Iba a decir «espero a que suene el teléfono», pero pensó que era mejor callarse.

-Hija mía, eres joven, tienes toda la vida por delante. Lee. Ol­vida lo que te hayan dicho sobre los libros, y lee.

-Ya he leído mucho.

De repente, Dulce se acordó de aquello que el agente de segu­ridad Maílson había descrito una vez como «energía». La biblio­tecaria le parecía alguien sensible, dulce, alguien que podría ayu­darla si todo lo demás fallaba. Tenía que conquistarla, su intuición le decía que allí podía estar una posible amiga. Rápidamente cam­bió de opinión:

-Pero quiero leer más. Por favor, ayúdeme a escoger los libros. La mujer trajo El Principito. Aquella noche, María empezó a hojearlo, vio los dibujos del principio, donde aparecía un som­brero, pero el autor decía que, en realidad, para los niños, aque­llo era una culebra con un elefante dentro. «Creo que nunca he sido niña -pensó-. Para mí, eso se parece más a un sombre­ro.» A falta de televisión, Dul empezó a acompañar al Princi­pito en sus viajes, aunque se ponía triste siempre que el tema «amor» aparecía; se había prohibido a sí misma pensar en el asunto, o se arriesgaba a cometer suicidio.

Finalmente el teléfono sonó.

Tres meses después de haber descubierto la palabra «aboga­do», y dos meses después de estar viviendo de la indemnización recibida, una agencia de modelos preguntó si la señora Dulce todavía se encontraba en aquel número. La respuesta fue un «sí» frío, ensayado durante mucho tiempo para no mostrar ansiedad. Supo entonces que a un árabe, profesional de la moda en su país, le habían gustado mucho sus fotos, y quería invitarla a participar en un desfile. Dulce María recordó la reciente decepción, pero también pensó en el dinero que necesitaba desesperadamente.

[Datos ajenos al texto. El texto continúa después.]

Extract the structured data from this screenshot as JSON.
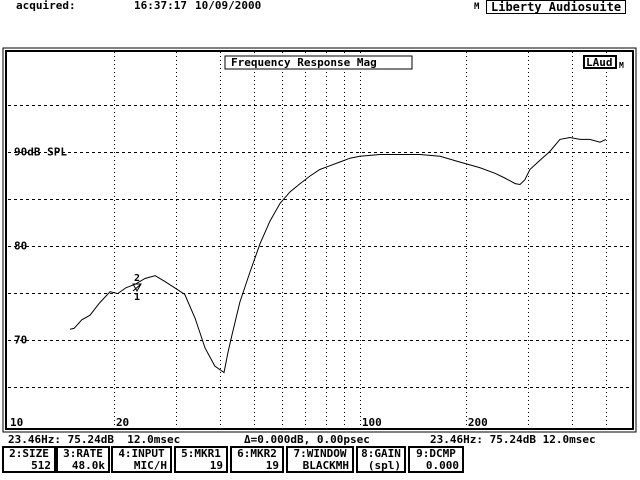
{
  "header": {
    "acquired_label": "acquired:",
    "time": "16:37:17",
    "date": "10/09/2000",
    "m_flag": "M",
    "brand": "Liberty Audiosuite"
  },
  "plot": {
    "title": "Frequency Response Mag",
    "badge": "LAud",
    "badge_flag": "M",
    "y_labels": [
      {
        "text": "90dB SPL",
        "value": 90
      },
      {
        "text": "80",
        "value": 80
      },
      {
        "text": "70",
        "value": 70
      }
    ],
    "x_labels": [
      {
        "text": "10",
        "value": 10
      },
      {
        "text": "20",
        "value": 20
      },
      {
        "text": "100",
        "value": 100
      },
      {
        "text": "200",
        "value": 200
      }
    ],
    "markers": [
      {
        "text": "2"
      },
      {
        "text": "1"
      }
    ]
  },
  "chart_data": {
    "type": "line",
    "title": "Frequency Response Mag",
    "xscale": "log",
    "xlim": [
      10,
      593
    ],
    "ylim": [
      60.6,
      100.6
    ],
    "grid": true,
    "x_gridlines": [
      20,
      30,
      40,
      50,
      60,
      70,
      80,
      90,
      100,
      200,
      300,
      400,
      500
    ],
    "y_gridlines": [
      65,
      70,
      75,
      80,
      85,
      90,
      95
    ],
    "x": [
      15.0,
      15.4,
      16.2,
      17.1,
      18.2,
      19.5,
      20.5,
      21.6,
      23.0,
      24.5,
      26.2,
      27.9,
      29.8,
      31.8,
      34.0,
      36.3,
      38.7,
      41.1,
      42.2,
      43.3,
      45.6,
      48.7,
      52.0,
      55.5,
      59.3,
      63.2,
      67.6,
      72.1,
      76.9,
      82.2,
      87.7,
      93.7,
      100,
      114,
      130,
      148,
      169,
      192,
      219,
      242,
      258,
      276,
      285,
      294,
      304,
      325,
      346,
      370,
      395,
      422,
      450,
      481,
      500
    ],
    "y": [
      71.1,
      71.2,
      72.1,
      72.6,
      73.9,
      75.1,
      74.9,
      75.5,
      75.9,
      76.5,
      76.8,
      76.2,
      75.5,
      74.8,
      72.3,
      69.1,
      67.2,
      66.5,
      68.7,
      70.5,
      74.0,
      77.2,
      80.2,
      82.6,
      84.5,
      85.7,
      86.6,
      87.4,
      88.1,
      88.5,
      88.9,
      89.3,
      89.5,
      89.7,
      89.7,
      89.7,
      89.5,
      88.9,
      88.3,
      87.7,
      87.2,
      86.6,
      86.5,
      87.0,
      88.1,
      89.1,
      90.0,
      91.3,
      91.5,
      91.3,
      91.3,
      91.0,
      91.3
    ]
  },
  "status": {
    "cursor1": "23.46Hz: 75.24dB  12.0msec",
    "delta": "Δ=0.000dB, 0.00psec",
    "cursor2": "23.46Hz: 75.24dB 12.0msec"
  },
  "function_keys": [
    {
      "label": "2:SIZE",
      "value": "512"
    },
    {
      "label": "3:RATE",
      "value": "48.0k"
    },
    {
      "label": "4:INPUT",
      "value": "MIC/H"
    },
    {
      "label": "5:MKR1",
      "value": "19"
    },
    {
      "label": "6:MKR2",
      "value": "19"
    },
    {
      "label": "7:WINDOW",
      "value": "BLACKMH"
    },
    {
      "label": "8:GAIN",
      "value": "(spl)"
    },
    {
      "label": "9:DCMP",
      "value": "0.000"
    }
  ]
}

Quedaron en un restaurante muy chic. Se encontró con un se­ñor elegante, más atractivo y maduro que su experiencia anterior, que preguntaba:

-¿Sabes de quién es ese cuadro de allí? De Joan Miró. ¿Sa­bes quién es Joan Miró?

Ella permanecía callada, como si estuviese concentrada en la comida, bastante diferente de los restaurantes chinos. Por otro lado, hacía anotaciones mentales: debía pedir un libro sobre Mi­ró, en su próxima visita a la biblioteca.

Pero el árabe insistía:

-Esa mesa de ahí era la preferida de Federico Fellini. ¿Qué te parecen las películas de Fellini?

Ella respondió que le encantaban. El árabe quiso entrar en de­talles, ella, percatándose de que su cultura no pasaría el test, resolvió ir directamente al grano:

-No he venido aquí a actuar para usted. Todo lo que sé es la diferencia entre una Coca-Cola y una Pepsi. ¿No quería usted ha­blar sobre un desfile de moda?

La franqueza de la chica pareció impresionarlo bastante. -Hablaremos cuando vayamos a tomar una copa, después de cenar.

Hubo una pausa, mientras ambos se miraban e imaginaban lo que el otro estaba pensando.